Sonntag, 10. Juli 2011

Reinhold Koehler: Gedichte & Contratexte


Koehler, Reinhold: Gedichte & Contratexte. 1940-1970
Hrg.: Walter Israel, Angela Koehler, Wolfgang Zemter

Druckverlag Kettler 2009, 117 Seiten
ISBN 978-3-86206-003-0



Kategorie: Buchstabenpalindrome
Art: Wortschöpfungen, gespiegelt
Empfehlung: für Liebhaber experimenteller Lyrik
Wertung: Rarität (limitierte Auflage)



Als Band 2 der auf sechs Bände geplanten Ausgabe "Reinhold Koehler - Das Werk" bildet dieses Buch aus dem vielseitigen und umfangreichen Schaffen des Malers, Grafikers, Objekt-Künstlers und Schriftstellers das lyrische Spektrum ab und führt von der frühsten Lyrik aus Kriegstagen zu Naturgedichten und Sonetten in der Nachkriegszeit über skulpturale Texte bis hin zu den Contratexten:

Inhalt:

- EXTENSIV (1966-1970)
- INTENSIV (1966-1970)
- REINHOLD KOEHLER - LYRIK TEXTE CONTRATEXTE
  Einleitung von Walter Isreal
- ZUR APOKALYPSE DES WINTERS 1941-1942
  Aus "Gedichte bis 1950"
- NATURA NATURA
  Aus "Gedichte bis 1950"
- SONETTE AN LI-TAI-PO (1945-1951)
- SKULPTURALE TEXTE (1954-1958)
- EIN REGEL LEGER NIE - CONTRA-TEXTE IN X LEKTIONEN, 1968
- ART NOCH CONTRA - CONTRATEXTE ANDERER TEIL, 1968
- CONTRATEXTE DRITTER TEIL (1966-1970)
- ALPHA (1966-1970)
- Biographie Reinhold Koehler
- Schriften / Literatur zu Schriften
- Literatur zur Einleitung
- Impressum


Aus der Einleitung von Walter Israel (S. 22f):

"Die Palindrome der Contratexte spielen inhaltlich durchaus vielsinnig.
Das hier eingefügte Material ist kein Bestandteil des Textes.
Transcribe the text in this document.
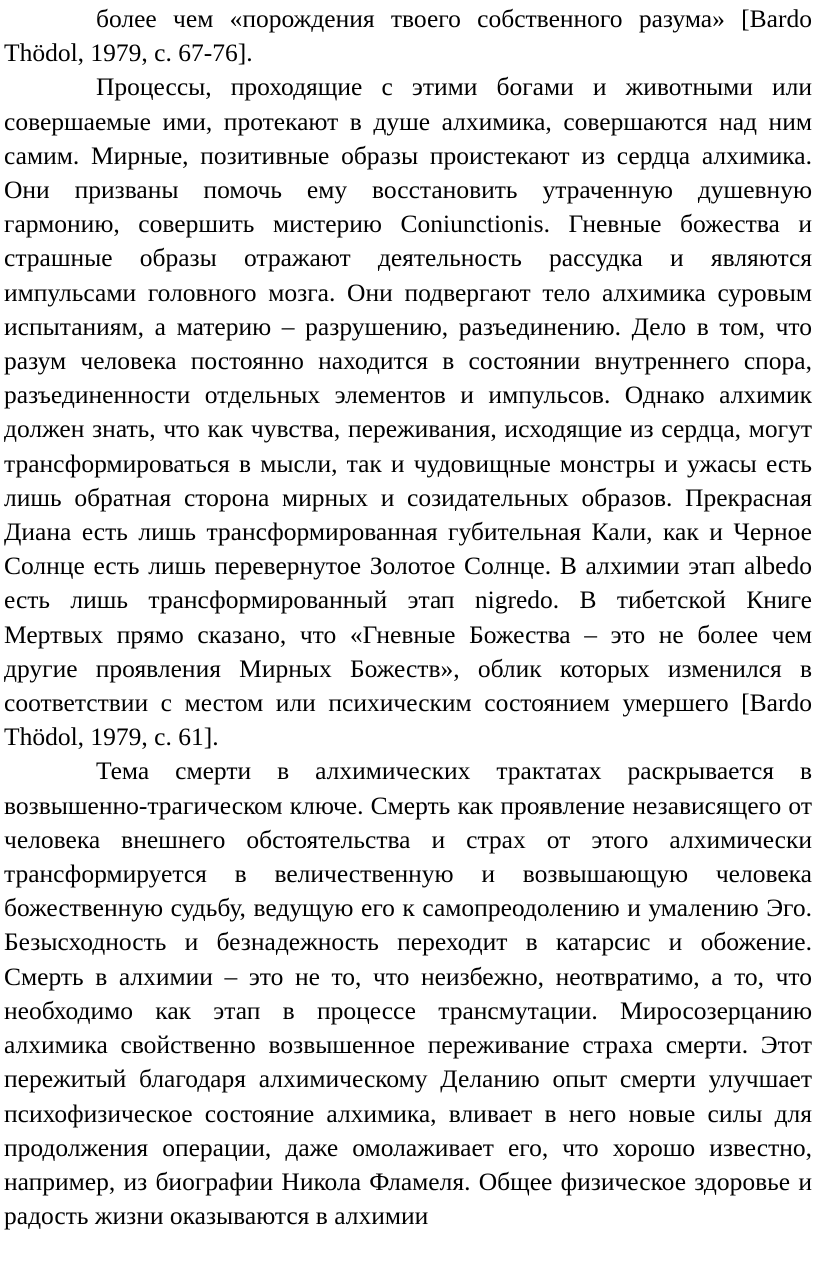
более чем «порождения твоего собственного разума» [Bardo Thödol, 1979, с. 67-76].

Процессы, проходящие с этими богами и животными или совершаемые ими, протекают в душе алхимика, совершаются над ним самим. Мирные, позитивные образы проистекают из сердца алхимика. Они призваны помочь ему восстановить утраченную душевную гармонию, совершить мистерию Coniunctionis. Гневные божества и страшные образы отражают деятельность рассудка и являются импульсами головного мозга. Они подвергают тело алхимика суровым испытаниям, а материю – разрушению, разъединению. Дело в том, что разум человека постоянно находится в состоянии внутреннего спора, разъединенности отдельных элементов и импульсов. Однако алхимик должен знать, что как чувства, переживания, исходящие из сердца, могут трансформироваться в мысли, так и чудовищные монстры и ужасы есть лишь обратная сторона мирных и созидательных образов. Прекрасная Диана есть лишь трансформированная губительная Кали, как и Черное Солнце есть лишь перевернутое Золотое Солнце. В алхимии этап albedo есть лишь трансформированный этап nigredo. В тибетской Книге Мертвых прямо сказано, что «Гневные Божества – это не более чем другие проявления Мирных Божеств», облик которых изменился в соответствии с местом или психическим состоянием умершего [Bardo Thödol, 1979, с. 61].

Тема смерти в алхимических трактатах раскрывается в возвышенно-трагическом ключе. Смерть как проявление независящего от человека внешнего обстоятельства и страх от этого алхимически трансформируется в величественную и возвышающую человека божественную судьбу, ведущую его к самопреодолению и умалению Эго. Безысходность и безнадежность переходит в катарсис и обожение. Смерть в алхимии – это не то, что неизбежно, неотвратимо, а то, что необходимо как этап в процессе трансмутации. Миросозерцанию алхимика свойственно возвышенное переживание страха смерти. Этот пережитый благодаря алхимическому Деланию опыт смерти улучшает психофизическое состояние алхимика, вливает в него новые силы для продолжения операции, даже омолаживает его, что хорошо известно, например, из биографии Никола Фламеля. Общее физическое здоровье и радость жизни оказываются в алхимии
Schon wenn das Titel-Palindrom der X Lektionen systemwidrig und ironisch formuliert:

EIN REGEL LEGER NIE

Da spielen traditionelle Alltags-Palttitüden:

LESE ESEL
EHE WEHE

kindliche Umkehr-Identitäten:

ATA ATA
IMI IMI
EDE EDE

wie nachdenkenswerte Erkenntnisse:

PURISMUS SUM SIRUP
NIE EIN

Auffällig, die vielen, als Zeitzeichen, als politische Aufklärung, Contra-Haltung zu interpretierenden Palindrome:

OPA APO
TOR ROT
XERXES SEX REX
HOSIANNA ANNA IS OH
SINE POLIS SILO PENIS
SINE PO O PENIS

Emanzipativ-vieldeutigen Zeitgeist spiegeln auch gerade die vier letzten Palindrome der X Contratexte von 1968 wieder. Sie bestätigen noch einmal die These von den Contratexten als artifizielle Sprachspiele, aber auch als Sprachspiele mit einigen Contra-Gehalten in den Tagen der "Studenten-Bewegung", wie:

LAGE EGAL
REGEL LEGER
OPTIMALES SELA MIT PO
TRABT IM TRAB BART MIT BART


[...] Reinhold Koehlers Experimente in Sachen Lyrik, Text-Komposition finden in den Contratexten ihren Höhepunkt. Hier generiert Poesie zu Bild und Ikonik, zur visuellen Poesie von Format. Hier wird der einstige Lyriker, surreale Poet und Monologist der 50er Jahre zum reflektiven Text-Architekten, zum Wort-Kompositeur mit Originalität. Reinhold Koehler, eine Doppelbegabung, der neben seinen doch wohl großen Erfolgen als Maler nun auch als Poet, als Schriftsteller, als Textproduzent von Contratexten im Rahmen der Szene konkreter, visueller Poesie auftaucht und zusammen mit Theoretikern, Mitpoeten, Freunden des gleichen Kunstgenres wie Bense, Döhl oder natürlich Heissenbüttel, einen authentischen und anerkannten Stellenwert sucht und findet. Wobei der frühen Tod (1970) alles, trotz erster Veröffentlichungen von Contratexten (1968), eminent verschwierigt."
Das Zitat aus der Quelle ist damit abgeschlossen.